Introduction: Hyperparathyroidism-Jaw Tumour syndrome is a rare autosomal dominant disorder involving parathyroid tumors, ossifying jaw fibromas, renal abnormalities, and uterine hyperplasia or neoplasia. This condition is linked to inactivating mutations in the CDC73 gene, which encodes Parafibromin, a protein with anti-proliferative functions. Patients often present with hyperparathyroidism symptoms like hypercalcemia, as well as jaw tumors.

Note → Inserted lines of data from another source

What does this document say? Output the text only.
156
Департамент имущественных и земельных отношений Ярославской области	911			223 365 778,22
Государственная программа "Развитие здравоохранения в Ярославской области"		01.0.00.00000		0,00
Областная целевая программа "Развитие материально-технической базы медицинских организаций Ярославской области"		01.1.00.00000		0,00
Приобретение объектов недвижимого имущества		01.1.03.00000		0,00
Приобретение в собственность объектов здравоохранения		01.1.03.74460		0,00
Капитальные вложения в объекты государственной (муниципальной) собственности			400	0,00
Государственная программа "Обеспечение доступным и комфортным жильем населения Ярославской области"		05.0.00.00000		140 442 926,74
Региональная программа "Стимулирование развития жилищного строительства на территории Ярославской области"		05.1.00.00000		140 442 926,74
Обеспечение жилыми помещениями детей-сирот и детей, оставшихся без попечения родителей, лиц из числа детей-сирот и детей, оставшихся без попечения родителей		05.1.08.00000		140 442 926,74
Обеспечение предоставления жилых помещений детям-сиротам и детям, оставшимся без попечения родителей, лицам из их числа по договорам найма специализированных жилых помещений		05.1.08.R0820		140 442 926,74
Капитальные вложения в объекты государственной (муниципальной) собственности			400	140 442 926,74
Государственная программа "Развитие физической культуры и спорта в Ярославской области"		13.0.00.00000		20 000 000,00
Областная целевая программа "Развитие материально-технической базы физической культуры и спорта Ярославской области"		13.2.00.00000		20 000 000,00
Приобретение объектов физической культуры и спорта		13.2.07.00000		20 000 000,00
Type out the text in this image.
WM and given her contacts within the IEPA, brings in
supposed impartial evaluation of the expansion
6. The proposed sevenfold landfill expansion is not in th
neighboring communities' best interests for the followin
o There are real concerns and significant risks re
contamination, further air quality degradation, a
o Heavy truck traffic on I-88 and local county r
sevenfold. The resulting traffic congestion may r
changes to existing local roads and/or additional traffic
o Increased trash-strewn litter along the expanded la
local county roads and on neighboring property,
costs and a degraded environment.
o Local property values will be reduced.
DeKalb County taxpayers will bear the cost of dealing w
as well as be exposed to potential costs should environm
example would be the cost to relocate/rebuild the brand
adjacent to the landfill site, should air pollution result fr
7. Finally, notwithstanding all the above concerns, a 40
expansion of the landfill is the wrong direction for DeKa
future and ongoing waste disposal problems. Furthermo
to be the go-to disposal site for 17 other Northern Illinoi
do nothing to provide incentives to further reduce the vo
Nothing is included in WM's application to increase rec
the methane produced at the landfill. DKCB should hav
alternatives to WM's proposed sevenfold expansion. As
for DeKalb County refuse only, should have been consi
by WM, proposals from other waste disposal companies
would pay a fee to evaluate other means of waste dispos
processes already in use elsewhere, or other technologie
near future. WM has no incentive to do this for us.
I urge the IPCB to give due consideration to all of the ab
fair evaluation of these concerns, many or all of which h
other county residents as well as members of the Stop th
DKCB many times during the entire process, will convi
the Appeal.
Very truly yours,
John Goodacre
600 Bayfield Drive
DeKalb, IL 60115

Case History: A 38-year-old man was referred to his GP for depression. Routine blood tests showed hypercalcemia (corrected Ca 3.21 mmol/l), high parathyroid hormone (PTH) at 38.1 pmol/l, low phosphate (0.62 mmol/l), and low vitamin D (26.2 nmol/l). He had a history of parathyroidectomy age 13, of a 2 cm left parathyroid adenoma. Genetic testing at that time ruled out MEN1, His father had undergone parathyroidectomy at 27 for nodular hyperplasia. The patient was admitted, treated with IV fluids and cinacalcet. Ultrasound showed a 14x12x16mm hypoechoic nodule by the right thyroid gland, later confirmed on Parathyroid MIBI. Post-parathyroidectomy, PTH and calcium levels normalized. Histology confirmed an adenoma and residual scar tissue. Genetic testing diagnosed HPT-JT syndrome.

Discussion: In familial primary hyperparathyroidism (PHPT), it is essential to recognize the genetic variants implicated in its pathogenesis, including those in the CDC73, CDKN1B, GCM2, MEN1, RET, and CASR genes. Current guidelines recommend genetic testing for familial PHPT in individuals under 50, those with significant family history, or cases involving parathyroid carcinoma. Overlapping indications for testing include neonatal hyperparathyroidism and features of multiple endocrine neoplasia, emphasizing the need for a thorough evaluation in suspected cases. This case identified the need to retest those with likely familial PHPT diagnosis despite previously negative genetics given the evolution of genetic testing. This enables appropriate holistic follow-up to be established.